Published in Pipeline Hazards 4 mins read

Control hazards, which arise from control-flow changes like branches and jumps in a program, disrupt the smooth flow of instructions in a pipeline. Solving these hazards is crucial for maintaining pipeline performance. Control hazards are solved by predicting which instruction should be fetched and flushing the pipeline if the prediction is later determined to be wrong or by stalling the pipeline until the decision is made.

There are two primary strategies employed by modern processors to mitigate control hazards:

1. Branch Prediction

This is the most common and effective technique. Instead of waiting for the branch instruction to complete and determine the next instruction's address, the processor attempts to predict the outcome of the branch (taken or not taken) and the target address.

Here's how it generally works:

  • When a branch instruction enters the pipeline, the processor makes a prediction about whether the branch will be taken (jumping to a new location) or not taken (continuing sequentially).
  • Based on the prediction, the processor starts fetching instructions from the predicted path.
  • While these instructions are being fetched and processed speculatively, the branch instruction completes its execution and the actual outcome is determined.
  • If the prediction was correct, the speculatively fetched instructions are allowed to complete, and the pipeline continues without interruption.
  • If the prediction was wrong, the instructions that were fetched down the incorrect path are flushed from the pipeline, and the pipeline is reset to fetch instructions from the correct path. This process incurs a performance penalty known as a misprediction penalty.

Techniques used in branch prediction range from simple static methods (always predict taken or not taken) to complex dynamic methods that use hardware structures to learn past behavior of branches:

  • Static Prediction: Prediction is fixed at compile time or based on instruction type (e.g., loops predict taken, forward branches predict not taken).
  • Dynamic Prediction: Hardware predicts based on the history of the branch's execution. This often involves:
    • Branch History Tables (BHT): Store a few bits indicating the recent outcomes of branches.
    • Pattern History Tables (PHT): Use global history combined with local history.
    • Branch Target Buffers (BTB): Store predicted target addresses to speed up fetching the first instruction of the target path.

Effective branch prediction significantly reduces the stalls associated with control hazards by minimizing mispredictions.

2. Pipeline Stalling (Inserting Bubbles)

A simpler, but less performant, method is to stall the pipeline.

  • When a branch instruction is detected, the processor simply halts or stalls the instruction fetch unit.
  • No new instructions are fetched into the pipeline.
  • This stalling continues until the branch instruction completes execution and the correct next instruction address is known.
  • Once the decision is made and the target address is calculated, the pipeline resumes fetching instructions from the determined path.

This creates "bubbles" or empty stages in the pipeline, wasting cycles.
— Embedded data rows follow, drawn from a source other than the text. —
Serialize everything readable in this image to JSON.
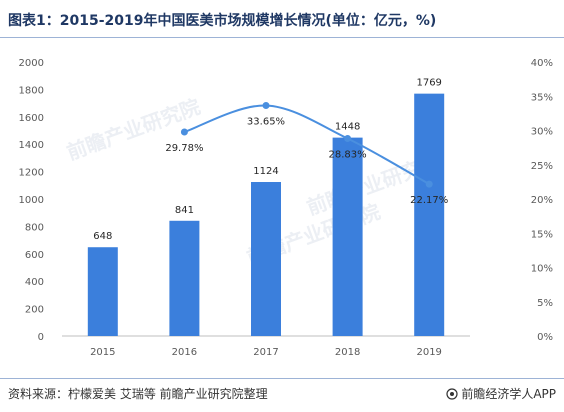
{
  "title": "图表1：2015-2019年中国医美市场规模增长情况(单位：亿元，%)",
  "source": "资料来源：柠檬爱美 艾瑞等 前瞻产业研究院整理",
  "brand": "前瞻经济学人APP",
  "watermark": "前瞻产业研究院",
  "colors": {
    "bar": "#3b7fdc",
    "line": "#4a8fdf",
    "text": "#1f3864"
  },
  "chart_data": {
    "type": "bar",
    "categories": [
      "2015",
      "2016",
      "2017",
      "2018",
      "2019"
    ],
    "series": [
      {
        "values": [
          648,
          841,
          1124,
          1448,
          1769
        ],
        "axis": "left",
        "kind": "bar"
      },
      {
        "values": [
          null,
          29.78,
          33.65,
          28.83,
          22.17
        ],
        "axis": "right",
        "kind": "line",
        "smooth": true
      }
    ],
    "yleft_ticks": [
      "0",
      "200",
      "400",
      "600",
      "800",
      "1000",
      "1200",
      "1400",
      "1600",
      "1800",
      "2000"
    ],
    "yright_ticks": [
      "0%",
      "5%",
      "10%",
      "15%",
      "20%",
      "25%",
      "30%",
      "35%",
      "40%"
    ],
    "ylim_left": [
      0,
      2000
    ],
    "ylim_right": [
      0,
      40
    ],
    "bar_labels": [
      "648",
      "841",
      "1124",
      "1448",
      "1769"
    ],
    "line_labels": [
      "",
      "29.78%",
      "33.65%",
      "28.83%",
      "22.17%"
    ],
    "grid": false
  }
}
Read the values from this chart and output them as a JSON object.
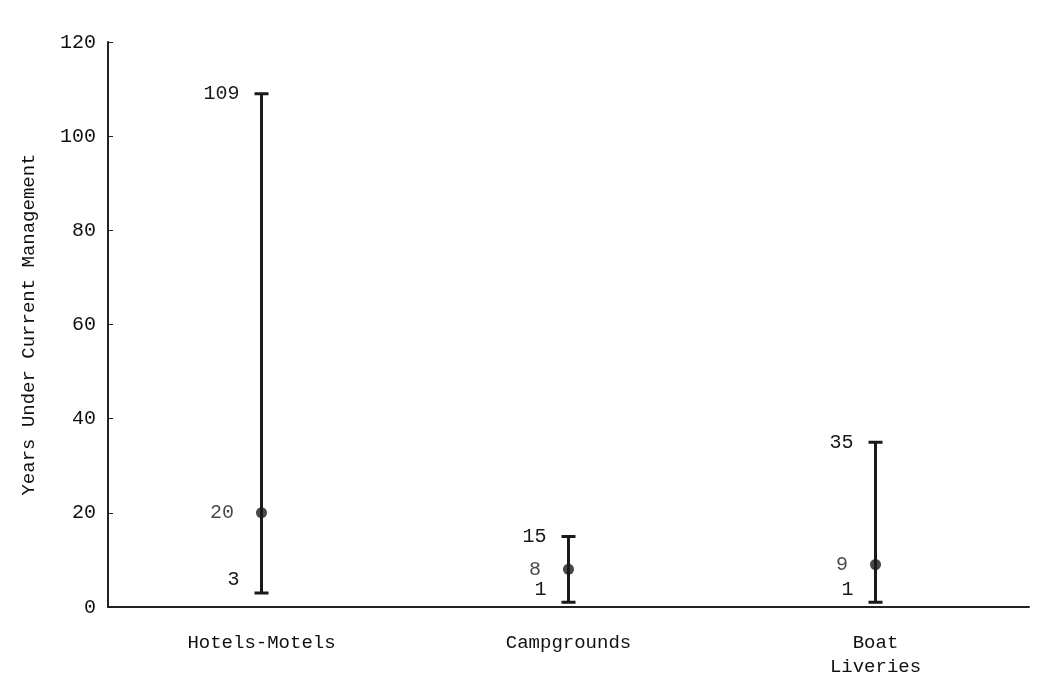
{
  "chart_data": {
    "type": "scatter",
    "ylabel": "Years Under Current Management",
    "categories": [
      "Hotels-Motels",
      "Campgrounds",
      "Boat Liveries"
    ],
    "values": [
      20,
      8,
      9
    ],
    "errors": [
      [
        3,
        109
      ],
      [
        1,
        15
      ],
      [
        1,
        35
      ]
    ],
    "color": "#1a1a1a",
    "marker": "circle",
    "data_labels": true,
    "ylim": [
      0,
      120
    ],
    "yticks": [
      0,
      20,
      40,
      60,
      80,
      100,
      120
    ],
    "annotations": [
      "109",
      "3",
      "15",
      "1",
      "35",
      "1"
    ]
  }
}
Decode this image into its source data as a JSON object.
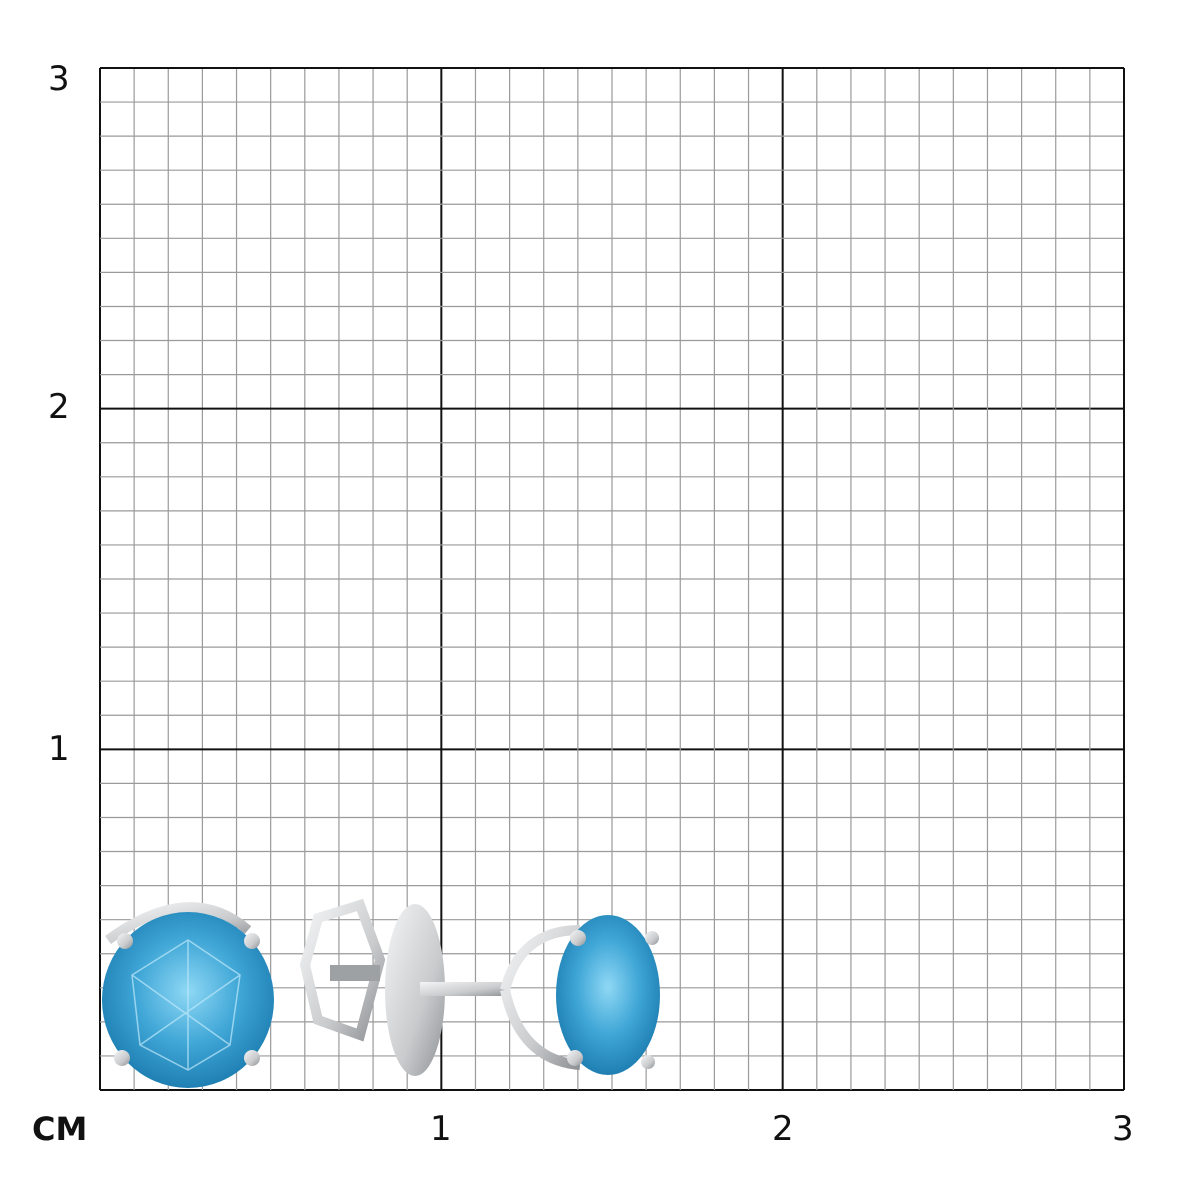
{
  "scale": {
    "unit": "CM",
    "x_ticks": [
      "1",
      "2",
      "3"
    ],
    "y_ticks": [
      "3",
      "2",
      "1"
    ],
    "range_cm": [
      0,
      3
    ],
    "minor_divisions_per_cm": 10
  },
  "product": {
    "type": "stud earrings",
    "stone_color": "#3fa6d6",
    "metal_color": "#d6d8da"
  },
  "colors": {
    "major_grid": "#111111",
    "minor_grid": "#9a9a9a"
  }
}
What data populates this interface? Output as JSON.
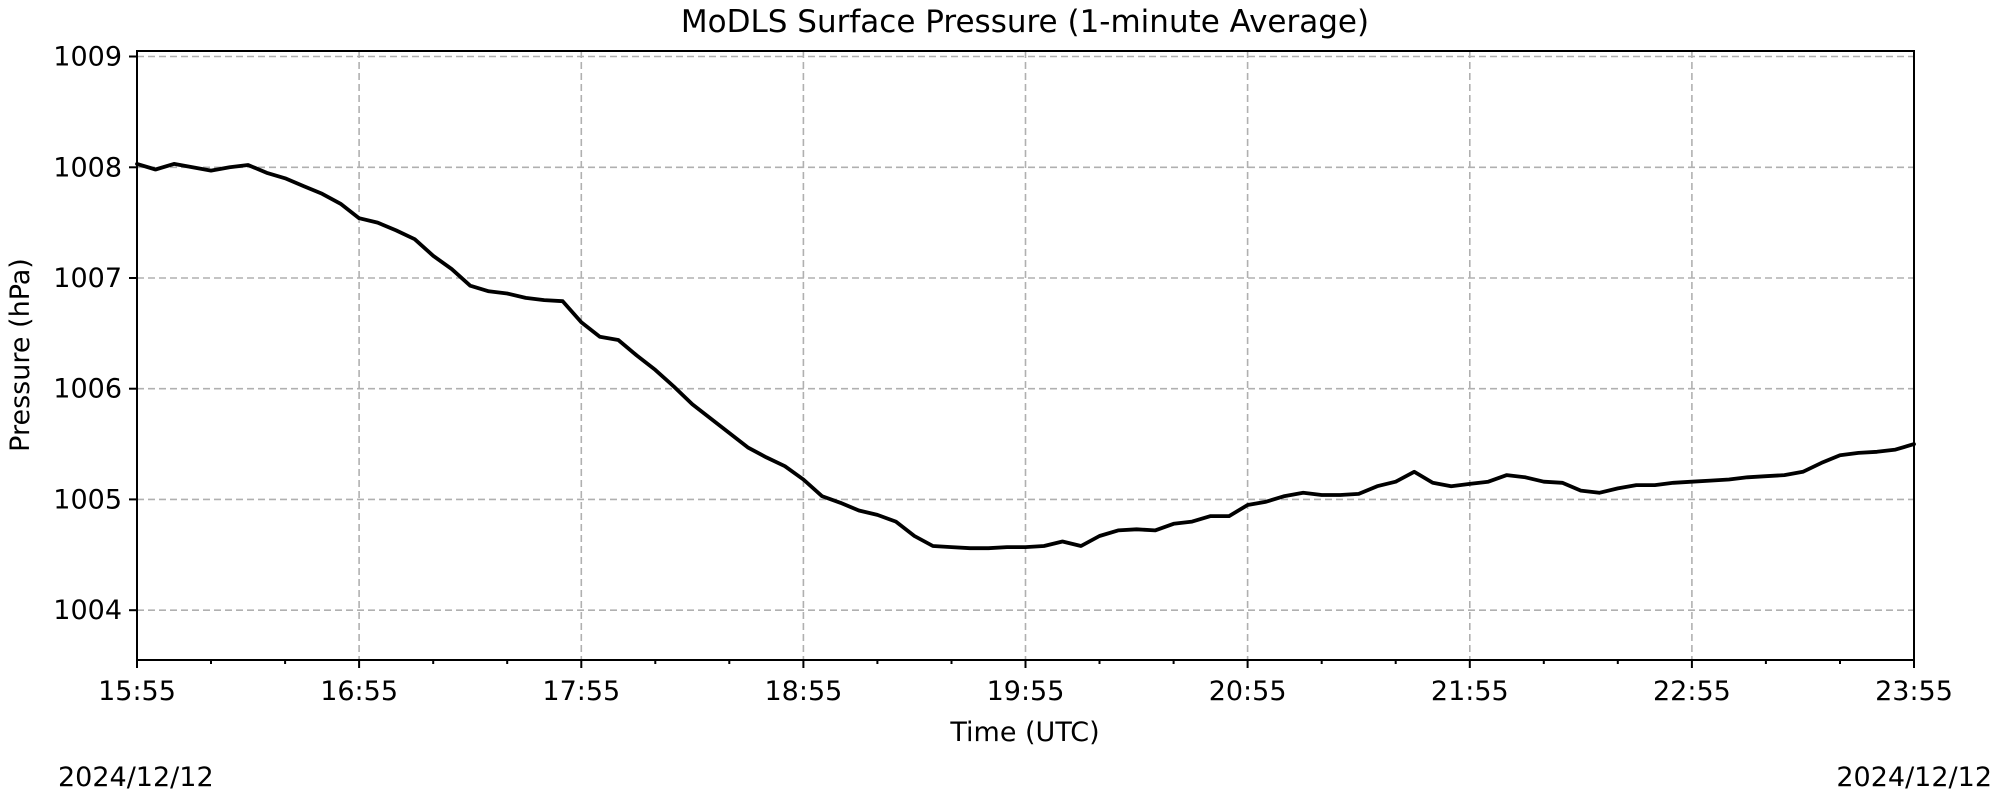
{
  "chart_data": {
    "type": "line",
    "title": "MoDLS Surface Pressure (1-minute Average)",
    "xlabel": "Time (UTC)",
    "ylabel": "Pressure (hPa)",
    "xlim": [
      "15:55",
      "23:55"
    ],
    "ylim": [
      1003.55,
      1009.05
    ],
    "x_ticks": [
      "15:55",
      "16:55",
      "17:55",
      "18:55",
      "19:55",
      "20:55",
      "21:55",
      "22:55",
      "23:55"
    ],
    "y_ticks": [
      1004,
      1005,
      1006,
      1007,
      1008,
      1009
    ],
    "grid": true,
    "date_left": "2024/12/12",
    "date_right": "2024/12/12",
    "series": [
      {
        "color": "#000000",
        "points": [
          [
            "15:55",
            1008.03
          ],
          [
            "16:00",
            1007.98
          ],
          [
            "16:05",
            1008.03
          ],
          [
            "16:10",
            1008.0
          ],
          [
            "16:15",
            1007.97
          ],
          [
            "16:20",
            1008.0
          ],
          [
            "16:25",
            1008.02
          ],
          [
            "16:30",
            1007.95
          ],
          [
            "16:35",
            1007.9
          ],
          [
            "16:40",
            1007.83
          ],
          [
            "16:45",
            1007.76
          ],
          [
            "16:50",
            1007.67
          ],
          [
            "16:55",
            1007.54
          ],
          [
            "17:00",
            1007.5
          ],
          [
            "17:05",
            1007.43
          ],
          [
            "17:10",
            1007.35
          ],
          [
            "17:15",
            1007.2
          ],
          [
            "17:20",
            1007.08
          ],
          [
            "17:25",
            1006.93
          ],
          [
            "17:30",
            1006.88
          ],
          [
            "17:35",
            1006.86
          ],
          [
            "17:40",
            1006.82
          ],
          [
            "17:45",
            1006.8
          ],
          [
            "17:50",
            1006.79
          ],
          [
            "17:55",
            1006.6
          ],
          [
            "18:00",
            1006.47
          ],
          [
            "18:05",
            1006.44
          ],
          [
            "18:10",
            1006.3
          ],
          [
            "18:15",
            1006.17
          ],
          [
            "18:20",
            1006.02
          ],
          [
            "18:25",
            1005.86
          ],
          [
            "18:30",
            1005.73
          ],
          [
            "18:35",
            1005.6
          ],
          [
            "18:40",
            1005.47
          ],
          [
            "18:45",
            1005.38
          ],
          [
            "18:50",
            1005.3
          ],
          [
            "18:55",
            1005.18
          ],
          [
            "19:00",
            1005.03
          ],
          [
            "19:05",
            1004.97
          ],
          [
            "19:10",
            1004.9
          ],
          [
            "19:15",
            1004.86
          ],
          [
            "19:20",
            1004.8
          ],
          [
            "19:25",
            1004.67
          ],
          [
            "19:30",
            1004.58
          ],
          [
            "19:35",
            1004.57
          ],
          [
            "19:40",
            1004.56
          ],
          [
            "19:45",
            1004.56
          ],
          [
            "19:50",
            1004.57
          ],
          [
            "19:55",
            1004.57
          ],
          [
            "20:00",
            1004.58
          ],
          [
            "20:05",
            1004.62
          ],
          [
            "20:10",
            1004.58
          ],
          [
            "20:15",
            1004.67
          ],
          [
            "20:20",
            1004.72
          ],
          [
            "20:25",
            1004.73
          ],
          [
            "20:30",
            1004.72
          ],
          [
            "20:35",
            1004.78
          ],
          [
            "20:40",
            1004.8
          ],
          [
            "20:45",
            1004.85
          ],
          [
            "20:50",
            1004.85
          ],
          [
            "20:55",
            1004.95
          ],
          [
            "21:00",
            1004.98
          ],
          [
            "21:05",
            1005.03
          ],
          [
            "21:10",
            1005.06
          ],
          [
            "21:15",
            1005.04
          ],
          [
            "21:20",
            1005.04
          ],
          [
            "21:25",
            1005.05
          ],
          [
            "21:30",
            1005.12
          ],
          [
            "21:35",
            1005.16
          ],
          [
            "21:40",
            1005.25
          ],
          [
            "21:45",
            1005.15
          ],
          [
            "21:50",
            1005.12
          ],
          [
            "21:55",
            1005.14
          ],
          [
            "22:00",
            1005.16
          ],
          [
            "22:05",
            1005.22
          ],
          [
            "22:10",
            1005.2
          ],
          [
            "22:15",
            1005.16
          ],
          [
            "22:20",
            1005.15
          ],
          [
            "22:25",
            1005.08
          ],
          [
            "22:30",
            1005.06
          ],
          [
            "22:35",
            1005.1
          ],
          [
            "22:40",
            1005.13
          ],
          [
            "22:45",
            1005.13
          ],
          [
            "22:50",
            1005.15
          ],
          [
            "22:55",
            1005.16
          ],
          [
            "23:00",
            1005.17
          ],
          [
            "23:05",
            1005.18
          ],
          [
            "23:10",
            1005.2
          ],
          [
            "23:15",
            1005.21
          ],
          [
            "23:20",
            1005.22
          ],
          [
            "23:25",
            1005.25
          ],
          [
            "23:30",
            1005.33
          ],
          [
            "23:35",
            1005.4
          ],
          [
            "23:40",
            1005.42
          ],
          [
            "23:45",
            1005.43
          ],
          [
            "23:50",
            1005.45
          ],
          [
            "23:55",
            1005.5
          ]
        ]
      }
    ]
  }
}
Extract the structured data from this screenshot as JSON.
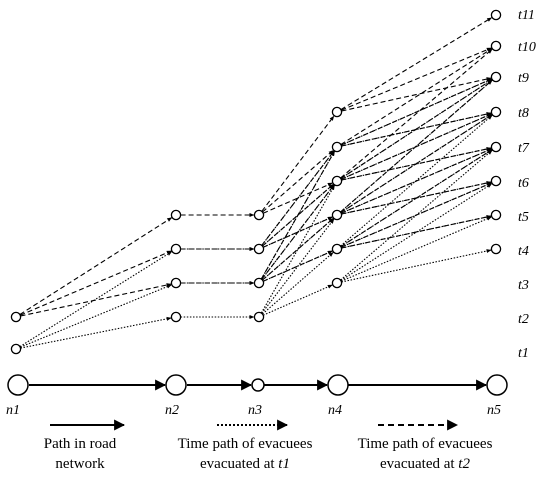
{
  "time_labels": [
    "t11",
    "t10",
    "t9",
    "t8",
    "t7",
    "t6",
    "t5",
    "t4",
    "t3",
    "t2",
    "t1"
  ],
  "network_nodes": [
    "n1",
    "n2",
    "n3",
    "n4",
    "n5"
  ],
  "legend": {
    "road": {
      "line1": "Path in road",
      "line2": "network"
    },
    "t1": {
      "line1": "Time path of evacuees",
      "line2_prefix": "evacuated at ",
      "line2_italic": "t1"
    },
    "t2": {
      "line1": "Time path of evacuees",
      "line2_prefix": "evacuated at ",
      "line2_italic": "t2"
    }
  }
}
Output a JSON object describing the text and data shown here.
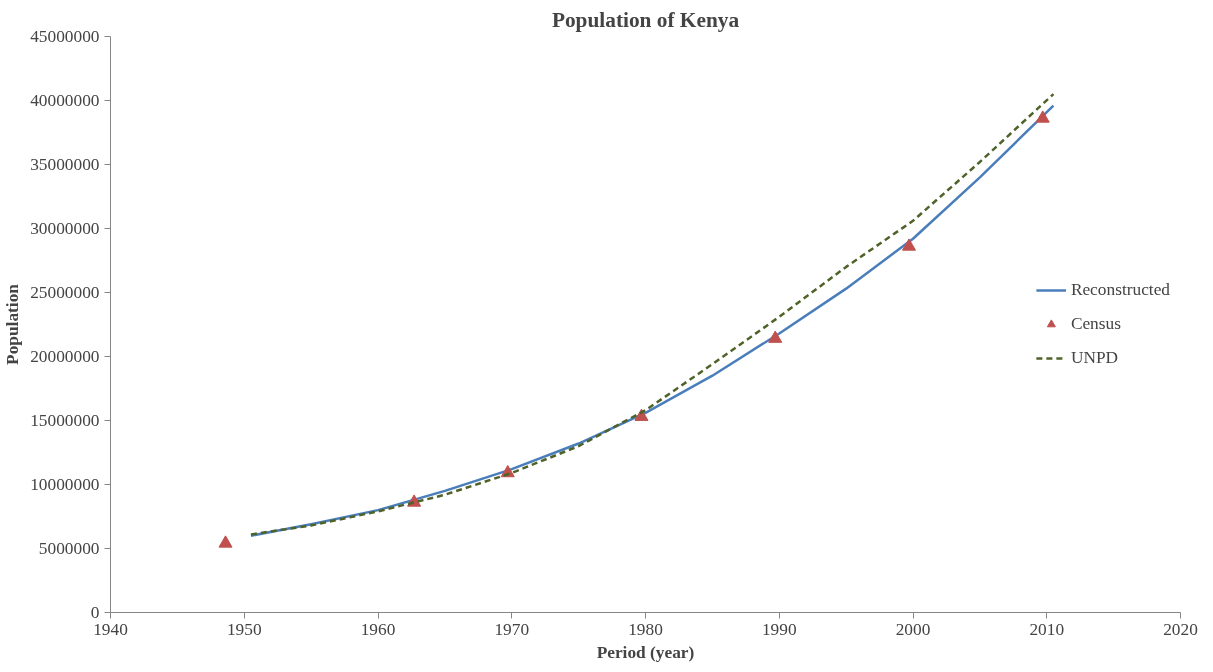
{
  "chart_data": {
    "type": "line",
    "title": "Population of Kenya",
    "xlabel": "Period (year)",
    "ylabel": "Population",
    "xlim": [
      1940,
      2020
    ],
    "xticks": [
      1940,
      1950,
      1960,
      1970,
      1980,
      1990,
      2000,
      2010,
      2020
    ],
    "ylim": [
      0,
      45000000
    ],
    "yticks": [
      0,
      5000000,
      10000000,
      15000000,
      20000000,
      25000000,
      30000000,
      35000000,
      40000000,
      45000000
    ],
    "grid": false,
    "legend": "right",
    "series": [
      {
        "name": "Reconstructed",
        "color": "#4a7ebb",
        "line_style": "solid",
        "x": [
          1950.5,
          1955,
          1960,
          1965,
          1970,
          1975,
          1980,
          1985,
          1990,
          1995,
          2000,
          2005,
          2010.5
        ],
        "values": [
          6000000,
          6900000,
          8000000,
          9500000,
          11200000,
          13200000,
          15600000,
          18500000,
          21800000,
          25300000,
          29200000,
          34000000,
          39600000
        ]
      },
      {
        "name": "Census",
        "type": "scatter",
        "color": "#c0504d",
        "marker": "triangle",
        "x": [
          1948.6,
          1962.7,
          1969.7,
          1979.7,
          1989.7,
          1999.7,
          2009.7
        ],
        "values": [
          5400000,
          8600000,
          10900000,
          15300000,
          21400000,
          28600000,
          38600000
        ]
      },
      {
        "name": "UNPD",
        "color": "#4f6228",
        "line_style": "dashed",
        "x": [
          1950.5,
          1955,
          1960,
          1965,
          1970,
          1975,
          1980,
          1985,
          1990,
          1995,
          2000,
          2005,
          2010.5
        ],
        "values": [
          6100000,
          6800000,
          7900000,
          9200000,
          10900000,
          13000000,
          15800000,
          19400000,
          23100000,
          27000000,
          30600000,
          35200000,
          40500000
        ]
      }
    ]
  }
}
While simple to implement, stalling drastically reduces the overall throughput of the pipeline, especially in programs with frequent branches.

Comparison of Techniques

Feature Branch Prediction Pipeline Stalling
Performance High (if prediction accuracy is high) Low (introduces stalls)
Complexity High (requires dedicated prediction hardware) Low (simple control logic)
Overhead Misprediction penalty (pipeline flush) Always incurs stall penalty for every branch
Hardware Requires prediction tables (BHT, BTB, etc.) Minimal additional control logic

In practice, modern high-performance processors heavily rely on sophisticated dynamic branch prediction mechanisms to hide the latency of control dependencies. Stalling is generally avoided as much as possible for performance-critical paths.

By implementing prediction techniques or, in simpler designs, stalling the pipeline, control hazards can be effectively managed, allowing instruction pipelines to operate more efficiently.